Valor econômico, v. 17, n. 4127, 08/11/2016. Política, p. A9

Consultor do Senado avalia PEC é inconstitucional

Por: Fabio Murakawa e Vandson Lima

 

Em boletim legislativo divulgado ontem, um consultor técnico do Senado afirmou que a proposta de emenda constitucional (PEC) que impõe um teto aos gastos públicos é inconstitucional e sugeriu que sua tramitação seja interrompida no Congresso Nacional.

Intitulado "Inconstitucionalidades do 'novo regime fiscal' instituído pela PEC nº 55, de 2016", o documento, assinado pelo consultor Ronaldo Jorge Araujo Vieira Junior, ganhou elogios da oposição. Já senadores da base governista atacaram tanto o boletim quanto seu autor, por suposta ligação com o PT.

A PEC 55, que limita a alta dos gastos públicos à inflação do ano anterior pelos próximos 20 anos, já foi aprovada em dois turnos na Câmara e começará a ser discutida hoje na Comissão de Constituição e Justiça (CCJ) do Senado.

A tramitação no Senado, também com votação em dois turnos em plenário, tem conclusão prevista para 13 de dezembro. Caso os senadores não façam modificações, como quer o governo, a emenda será promulgada. Caso contrário, volta à Câmara.

Para Ronaldo Jorge, no entanto, mesmo que aprovada intacta no Senado, a discussão não se encerra no Congresso Nacional. Deve haver, diz ele, uma judicialização em torno do tema, abrindo caminho para questionamentos ao Supremo Tribunal Federal. "Há um rol de legitimados na Constituição para entrar com ações diretas de inconstitucionalidade: partidos políticos, entidades sindicais, a Ordem dos Advogados do Brasil, governadores de Estado. É muito provável que haja uma provocação ao STF", disse o técnico ao Valor.
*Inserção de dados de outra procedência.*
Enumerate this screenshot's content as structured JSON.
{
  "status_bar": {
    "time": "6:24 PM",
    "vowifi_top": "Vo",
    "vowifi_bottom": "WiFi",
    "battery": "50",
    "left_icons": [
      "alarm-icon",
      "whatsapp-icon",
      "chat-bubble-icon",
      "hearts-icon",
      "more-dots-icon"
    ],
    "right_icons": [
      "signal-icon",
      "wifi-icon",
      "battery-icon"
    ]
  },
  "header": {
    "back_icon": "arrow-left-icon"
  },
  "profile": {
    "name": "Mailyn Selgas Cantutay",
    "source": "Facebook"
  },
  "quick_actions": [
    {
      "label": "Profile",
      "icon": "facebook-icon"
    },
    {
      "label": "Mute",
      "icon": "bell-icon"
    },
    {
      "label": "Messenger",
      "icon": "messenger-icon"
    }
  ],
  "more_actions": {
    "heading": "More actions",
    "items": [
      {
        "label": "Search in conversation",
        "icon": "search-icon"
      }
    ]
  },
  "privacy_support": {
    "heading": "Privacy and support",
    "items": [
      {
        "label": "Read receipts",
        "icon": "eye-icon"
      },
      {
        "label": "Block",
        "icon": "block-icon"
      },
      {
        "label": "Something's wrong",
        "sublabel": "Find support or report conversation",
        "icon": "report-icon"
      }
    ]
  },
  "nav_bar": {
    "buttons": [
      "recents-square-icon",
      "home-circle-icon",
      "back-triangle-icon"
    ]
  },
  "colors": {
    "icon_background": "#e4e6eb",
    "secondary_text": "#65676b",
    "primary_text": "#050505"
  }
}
No boletim, ele fundamenta sua argumentação dizendo que a PEC fere princípios constitucionais, como o de separação de Poderes, e viola direitos fundamentais. A PEC, afirma, também fere o subprincípio da razoabilidade, ao atacar a crise fiscal pelo aspecto do gasto, quando, em sua opinião, suas causas estão muito mais ligadas à arrecadação. E, ao congelar gastos sociais, joga uma "carga desproporcional para quem usa esses serviços [saúde e educação]", sem exigir "alguma participação para outros seguimentos da sociedade", diz.

No plenário, o documento causou embate entre senadores. O petista Paulo Paim (RS) usou o texto para afirmar que "a consultoria técnica e jurídica do Senado concluiu, através de um longo estudo, que essa PEC é totalmente inconstitucional", apontou.
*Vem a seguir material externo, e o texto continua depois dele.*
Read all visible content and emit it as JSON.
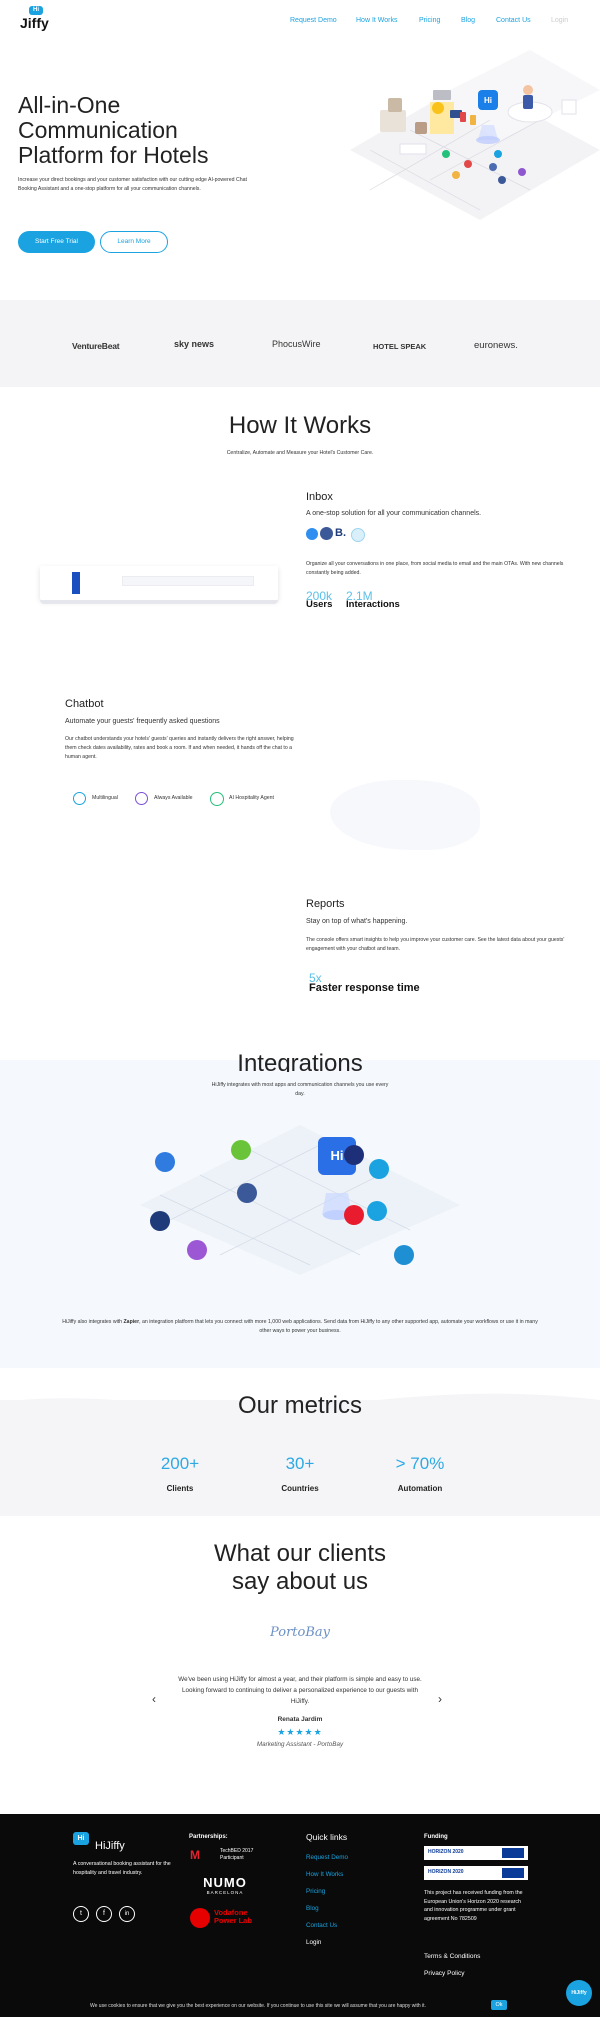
{
  "nav": {
    "logo_badge": "Hi",
    "logo_text": "Jiffy",
    "items": [
      "Request Demo",
      "How It Works",
      "Pricing",
      "Blog",
      "Contact Us",
      "Login"
    ]
  },
  "hero": {
    "title_line1": "All-in-One",
    "title_line2": "Communication",
    "title_line3": "Platform for Hotels",
    "description": "Increase your direct bookings and your customer satisfaction with our cutting edge AI-powered Chat Booking Assistant and a one-stop platform for all your communication channels.",
    "primary_button": "Start Free Trial",
    "secondary_button": "Learn More",
    "illustration_badge": "Hi"
  },
  "press": [
    "VentureBeat",
    "sky news",
    "PhocusWire",
    "HOTEL SPEAK",
    "euronews."
  ],
  "how": {
    "title": "How It Works",
    "subtitle": "Centralize, Automate and Measure your Hotel's Customer Care.",
    "inbox": {
      "title": "Inbox",
      "subtitle": "A one-stop solution for all your communication channels.",
      "body": "Organize all your conversations in one place, from social media to email and the main OTAs. With new channels constantly being added.",
      "stat1_num": "200k",
      "stat1_label": "Users",
      "stat2_num": "2.1M",
      "stat2_label": "Interactions"
    },
    "chatbot": {
      "title": "Chatbot",
      "subtitle": "Automate your guests' frequently asked questions",
      "body": "Our chatbot understands your hotels' guests' queries and instantly delivers the right answer, helping them check dates availability, rates and book a room. If and when needed, it hands off the chat to a human agent.",
      "features": [
        "Multilingual",
        "Always Available",
        "AI Hospitality Agent"
      ]
    },
    "reports": {
      "title": "Reports",
      "subtitle": "Stay on top of what's happening.",
      "body": "The console offers smart insights to help you improve your customer care. See the latest data about your guests' engagement with your chatbot and team.",
      "stat_num": "5x",
      "stat_label": "Faster response time"
    }
  },
  "integrations": {
    "title": "Integrations",
    "subtitle": "HiJiffy integrates with most apps and communication channels you use every day.",
    "badge": "Hi",
    "zapier_pre": "HiJiffy also integrates with ",
    "zapier_name": "Zapier",
    "zapier_post": ", an integration platform that lets you connect with more 1,000 web applications. Send data from HiJiffy to any other supported app, automate your workflows or use it in many other ways to power your business."
  },
  "metrics": {
    "title": "Our metrics",
    "items": [
      {
        "value": "200+",
        "label": "Clients"
      },
      {
        "value": "30+",
        "label": "Countries"
      },
      {
        "value": "> 70%",
        "label": "Automation"
      }
    ]
  },
  "testimonials": {
    "title_line1": "What our clients",
    "title_line2": "say about us",
    "logo": "PortoBay",
    "quote": "We've been using HiJiffy for almost a year, and their platform is simple and easy to use. Looking forward to continuing to deliver a personalized experience to our guests with HiJiffy.",
    "author": "Renata Jardim",
    "stars": "★★★★★",
    "role": "Marketing Assistant - PortoBay",
    "prev": "‹",
    "next": "›"
  },
  "footer": {
    "brand_badge": "Hi",
    "brand": "HiJiffy",
    "tagline": "A conversational booking assistant for the hospitality and travel industry.",
    "social_icons": [
      "t",
      "f",
      "in"
    ],
    "partnerships_title": "Partnerships:",
    "partner1_line1": "TechBED 2017",
    "partner1_line2": "Participant",
    "partner2_name": "NUMO",
    "partner2_city": "BARCELONA",
    "partner3_line1": "Vodafone",
    "partner3_line2": "Power Lab",
    "quick_title": "Quick links",
    "quick_links": [
      "Request Demo",
      "How It Works",
      "Pricing",
      "Blog",
      "Contact Us",
      "Login"
    ],
    "funding_title": "Funding",
    "funding_logo1": "HORIZON 2020",
    "funding_logo2": "HORIZON 2020",
    "funding_text": "This project has received funding from the European Union's Horizon 2020 research and innovation programme under grant agreement No 782509",
    "terms": "Terms & Conditions",
    "privacy": "Privacy Policy"
  },
  "cookie": {
    "text": "We use cookies to ensure that we give you the best experience on our website. If you continue to use this site we will assume that you are happy with it.",
    "ok": "Ok"
  },
  "chat_widget": {
    "label": "HiJiffy"
  },
  "colors": {
    "accent": "#1aa3e0",
    "footer_bg": "#0a0a0a",
    "press_bg": "#f4f4f6",
    "integrations_bg": "#f5f9fd"
  }
}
José Medeiros (PSD-MT) contestou. Mostrou na tribuna uma foto que trazia o consultor exaltado, em um episódio onde ele teria, segundo Medeiros, protestado contra o impeachment de Dilma Rousseff. "O senhor Jorge gritava ali, no Salão Verde, dizendo 'Fascistas não passarão!'. Só pela foto e pela postura do consultor, nota-se que esse artigo tem um viés político", justificou. "Existem aqui consultores que são notadamente ligados a facções políticas ou a partidos."

Ronaldo Jorge atuou no governo Lula na Subchefia para Assuntos Jurídicos da Casa Civil e como consultor na Advocacia-Geral da União (AGU). Ao Valor, ele negou ter vinculação partidária. Disse que elaborou o boletim a pedido de um senador, que não quis nomear. E afirmou que o documento reflete a sua visão, não a da Consultoria Legislativa do Senado. "Não existe assepsia técnica em nenhuma atividade", disse ele. "Evidentemente que todas as análises que eu faço são influenciadas por toda a minha formação. Não há uma norma sequer no ordenamento jurídico que dispense a interpretação."